"Creo que la alegría y la dulzura y el afecto son un camino espiritual. Estamos aquí para conocer a Dios, para amar y servir a Dios, para maravillarnos de la belleza y el milagro de la naturaleza. Tienes que deshacerte de tanto equipaje para ser lo suficientemente ligera para bailar, cantar y jugar. No tienes tiempo de cargar con resentimientos; no tienes tiempo de aferrarte a la necesidad de tener la razón".
-Anne Lamott
¡Viajar por la vida es toda una aventura! Sin importar cuán larga sea , la verdad es que estamos de paso, somos apenas unas páginas (cuando mucho) de una historia mayor que está siendo contada a lo largo del tiempo... ¡hay que hacer que cuente!
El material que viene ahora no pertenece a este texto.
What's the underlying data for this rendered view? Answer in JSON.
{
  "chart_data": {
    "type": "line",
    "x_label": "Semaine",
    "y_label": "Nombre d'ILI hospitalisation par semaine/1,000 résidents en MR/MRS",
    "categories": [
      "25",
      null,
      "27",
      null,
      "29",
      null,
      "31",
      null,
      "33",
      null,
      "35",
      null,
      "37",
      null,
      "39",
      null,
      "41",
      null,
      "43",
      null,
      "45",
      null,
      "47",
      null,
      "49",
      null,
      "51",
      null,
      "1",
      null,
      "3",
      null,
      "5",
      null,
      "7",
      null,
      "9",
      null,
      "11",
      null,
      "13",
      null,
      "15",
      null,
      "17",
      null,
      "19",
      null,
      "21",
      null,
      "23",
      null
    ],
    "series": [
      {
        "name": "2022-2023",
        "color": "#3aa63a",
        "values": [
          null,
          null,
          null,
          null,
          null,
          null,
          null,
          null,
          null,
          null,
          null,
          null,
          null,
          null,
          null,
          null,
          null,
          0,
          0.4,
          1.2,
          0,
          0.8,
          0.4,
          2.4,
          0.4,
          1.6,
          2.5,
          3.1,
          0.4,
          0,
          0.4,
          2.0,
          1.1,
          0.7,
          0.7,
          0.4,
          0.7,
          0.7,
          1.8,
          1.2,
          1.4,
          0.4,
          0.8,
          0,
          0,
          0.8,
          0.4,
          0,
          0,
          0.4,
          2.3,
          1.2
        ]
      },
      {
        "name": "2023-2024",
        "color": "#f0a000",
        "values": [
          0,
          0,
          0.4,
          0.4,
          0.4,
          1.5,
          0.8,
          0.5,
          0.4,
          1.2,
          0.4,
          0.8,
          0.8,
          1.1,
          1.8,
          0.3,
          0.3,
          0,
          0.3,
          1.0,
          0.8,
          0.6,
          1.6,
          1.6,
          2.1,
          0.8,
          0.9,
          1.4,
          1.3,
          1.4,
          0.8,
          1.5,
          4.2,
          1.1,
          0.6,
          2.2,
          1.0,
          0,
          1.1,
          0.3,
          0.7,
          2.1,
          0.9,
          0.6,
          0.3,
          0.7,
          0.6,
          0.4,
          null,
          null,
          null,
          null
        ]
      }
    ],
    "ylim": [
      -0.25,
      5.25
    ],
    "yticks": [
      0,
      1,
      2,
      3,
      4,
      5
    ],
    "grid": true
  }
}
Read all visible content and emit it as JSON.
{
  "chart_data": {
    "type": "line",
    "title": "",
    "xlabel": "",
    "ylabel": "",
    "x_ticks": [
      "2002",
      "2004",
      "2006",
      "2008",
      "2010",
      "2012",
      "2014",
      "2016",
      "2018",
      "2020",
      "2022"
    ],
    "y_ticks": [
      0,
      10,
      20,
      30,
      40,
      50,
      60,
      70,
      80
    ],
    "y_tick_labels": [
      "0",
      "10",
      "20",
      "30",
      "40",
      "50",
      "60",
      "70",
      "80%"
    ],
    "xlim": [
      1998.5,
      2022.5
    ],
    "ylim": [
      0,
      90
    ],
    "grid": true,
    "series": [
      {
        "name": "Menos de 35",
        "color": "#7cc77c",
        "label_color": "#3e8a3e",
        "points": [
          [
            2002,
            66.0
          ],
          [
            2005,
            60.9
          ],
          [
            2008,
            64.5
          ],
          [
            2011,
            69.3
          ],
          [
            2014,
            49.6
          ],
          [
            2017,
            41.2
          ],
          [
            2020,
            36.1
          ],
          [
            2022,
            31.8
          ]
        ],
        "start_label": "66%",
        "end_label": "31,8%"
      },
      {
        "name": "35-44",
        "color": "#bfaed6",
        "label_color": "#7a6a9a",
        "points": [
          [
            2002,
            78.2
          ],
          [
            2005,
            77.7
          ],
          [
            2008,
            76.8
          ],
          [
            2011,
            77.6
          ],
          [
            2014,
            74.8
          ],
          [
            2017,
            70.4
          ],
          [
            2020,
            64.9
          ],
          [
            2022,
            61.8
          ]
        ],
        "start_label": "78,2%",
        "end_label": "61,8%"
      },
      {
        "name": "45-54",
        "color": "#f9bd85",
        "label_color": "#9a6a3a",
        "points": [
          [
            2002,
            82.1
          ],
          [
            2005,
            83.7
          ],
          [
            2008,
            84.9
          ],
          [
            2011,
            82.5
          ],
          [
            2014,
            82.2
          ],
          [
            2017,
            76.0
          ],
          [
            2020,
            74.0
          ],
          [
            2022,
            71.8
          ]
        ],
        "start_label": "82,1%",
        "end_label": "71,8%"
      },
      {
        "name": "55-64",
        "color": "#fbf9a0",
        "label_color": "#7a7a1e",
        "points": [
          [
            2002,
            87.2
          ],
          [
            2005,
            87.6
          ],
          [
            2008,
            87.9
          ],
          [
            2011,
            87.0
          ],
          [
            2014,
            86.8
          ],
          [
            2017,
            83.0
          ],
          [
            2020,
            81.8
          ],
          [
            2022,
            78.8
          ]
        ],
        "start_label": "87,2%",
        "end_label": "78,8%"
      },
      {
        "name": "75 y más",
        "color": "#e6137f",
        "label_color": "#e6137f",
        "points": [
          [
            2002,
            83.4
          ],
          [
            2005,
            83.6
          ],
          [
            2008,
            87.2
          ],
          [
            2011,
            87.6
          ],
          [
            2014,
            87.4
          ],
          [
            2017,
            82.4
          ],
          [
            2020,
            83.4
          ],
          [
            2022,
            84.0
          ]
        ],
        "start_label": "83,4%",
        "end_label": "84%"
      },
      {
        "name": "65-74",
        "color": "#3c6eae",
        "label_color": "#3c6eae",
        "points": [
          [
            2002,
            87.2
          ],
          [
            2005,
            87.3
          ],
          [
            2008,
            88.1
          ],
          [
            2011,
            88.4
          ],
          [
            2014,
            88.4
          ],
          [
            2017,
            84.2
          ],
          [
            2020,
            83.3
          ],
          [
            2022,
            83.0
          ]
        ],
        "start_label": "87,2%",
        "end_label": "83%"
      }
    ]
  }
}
Creo que a veces nos obsesionamos con los "finales felices"; cuando me gradúe, cuando junte tanto dinero, cuando conozca al hombre de mi vida, cuando me case, etc... y nos perdemos de la belleza de todos esos momentos intermedios que nos enseñan, que se convierten en la base de esos finales que en realidad son inicios.
Graduarse, conseguir el trabajo soñado, encontrar pareja son en realidad nuevos comienzos; un escalón a otra etapa de la vida, una perspectiva diferente, un nuevo reto. Si venimos cargando con nuestro pasado, con nuestras desilusiones y nuestra necesidad de tener la razón (creo que esta última es la que más me afecta); se nos escapa la oportunidad de disfrutar la vista en el camino, de bailar y cantar, de apreciar el atardecer...
Al comenzar este 2012 llenos de nuevos propósitos, uno de los míos es seguir caminando ligera de equipaje. En mi vida misionera, viajando por el mundo, he aprendido que no necesitamos tanto; las cosas más importantes se llevan en el corazón.